|Full name||Magesh Chandran Panchanathan|
|Born|| August 10, 1983
|Peak rating||2586 (September 2011)|
Magesh Chandran Panchanathan (born August 10, 1983 in Madurai) is an Indian chess Grandmaster.
In 2003 he won Asian Junior Championship in Sri Lanka. In 2005 he tied for first with Kamil Mitoń in the 33rd World Open, played in Philadelphia over the Independence Day weekend. In the same year he came first in the UTD GM Invitational Tournament in Richardson, Texas. In 2008 tied for 3rd-6th with Nguyen Anh Dung, Sadikin Irwanto and Susanto Megaranto in the Kuala Lumpur Open. In 2009 he tied for 1st-4th with Alexander Areshchenko, Humpy Koneru and Evgenij Miroshnichenko in the Mumbai Mayor Cup and in 2010 tied for 3rd-6th with Vladimir Malaniuk, David Smerdon, Saptarshi Roy Chowdhury in the Doeberl Cup in Canberra. In 2011 he tied for 2nd-4th with Tigran L. Petrosian and Abhijeet Gupta in the 3rd Orissa International GM Open Chess Tournament and came third at Berkeley. In 2012 he won the Philadelphia Open outright with 7/9.
On the May 2010 FIDE list his Elo rating is 2549. His handle on the Internet Chess Club is "thamizhan".
He is currently a Graduate student at the University of Texas at Dallas.
Below is an excerpt from an article by Lubomir Kavalek in The Washington Post on July 11, 2005:
Sharing first place at the World Open is Panchanathan's best career result. He can play sharply, as a local Virginia master, Stanley Fink Jr., found out in a messy line of the Trompowsky Opening.
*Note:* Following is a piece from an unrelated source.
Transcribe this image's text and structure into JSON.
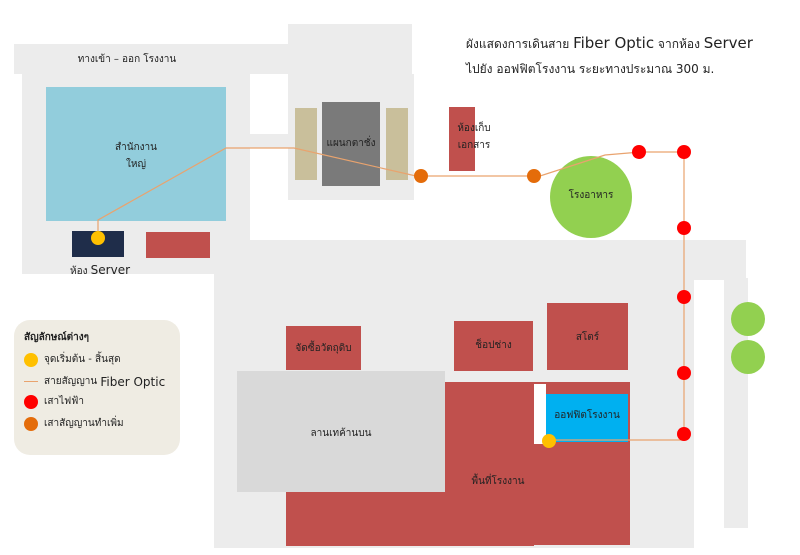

Fink-Panchanathan1.d4 Nf6 2.Bg5 Ne4 3.Bh4 (This old line of the Trompowsky opening has been resurrected by Spanish grandmaster Juan Bellon Lopez.)3...g5!? (Leading to a sharp double-edged position. Black can avoid it with the solid 3...d5.) 4.f3 gxh4 5.fxe4 c5 6.e3 Bh6 (White can't oppose this strong bishop.) 7.Nd2!? (Bellon's discovery. He first tried 7.d5 and only after 7...Bxe3 8.Nd2. Another promising try is 7.Bc4. Protecting the pawn on e3 with 7.Kf2 can be met with 7...d5!) 7...Bxe3 8.Ngf3?! (Allowing black to reign on the dark squares. Bellon prefers to close the position with 8.d5.) 8...cxd4 9.Nc4 Nc6 10.c3 (Now 10.Nxe3 dxe3 11.Qe2 Qb6 12.0-0-0 d6 is better for black.) 10...d6 11.cxd4 Bf4 12.d5 (Conceding the dark squares, but holding the center was difficult. White's position collapses quickly after 12.Nxh4 d5! 13.exd5 Qxd5 14.Nf3 Bg4.) 12...Ne5 13.Ncxe5? (White might have missed black's next move; otherwise he would play 13.Nfxe5 dxe5 14.Qb3.) 13...Qa5+! 14.Nd2 dxe5 15.a3 (Losing more time trying to get out of black's grip.) 15...Bd7 16.b4 Qb6 17.Nc4 Qg6 18.Be2? (A blunder, but white has difficulties even after 18.Qf3 Rc8!, for example 19.Be2 h5! 20.h3 Bg3+ 21.Kf1 f5.) 18...Bxh2!? (Winning a pawn immediately, but even stronger was 18...b5!, for example 19.Nb2 Qxg2 20.Rf1 Bxh2; or 19.Na5 Qxg2 20.Bf3 Qb2 and black should win.) 19.Bf3 (On 19.Rxh2 Qg3+ nets the rook.) 19...Bg3+ 20.Ke2 Rc8 21.Rc1 Bb5 22.Qb3 Qa6 (The pin together with the dominance on dark squares decides, for example: 23.Kd3 Qb6 24.Qb2 Bf2 threatening 25...Qe3+.) White resigns.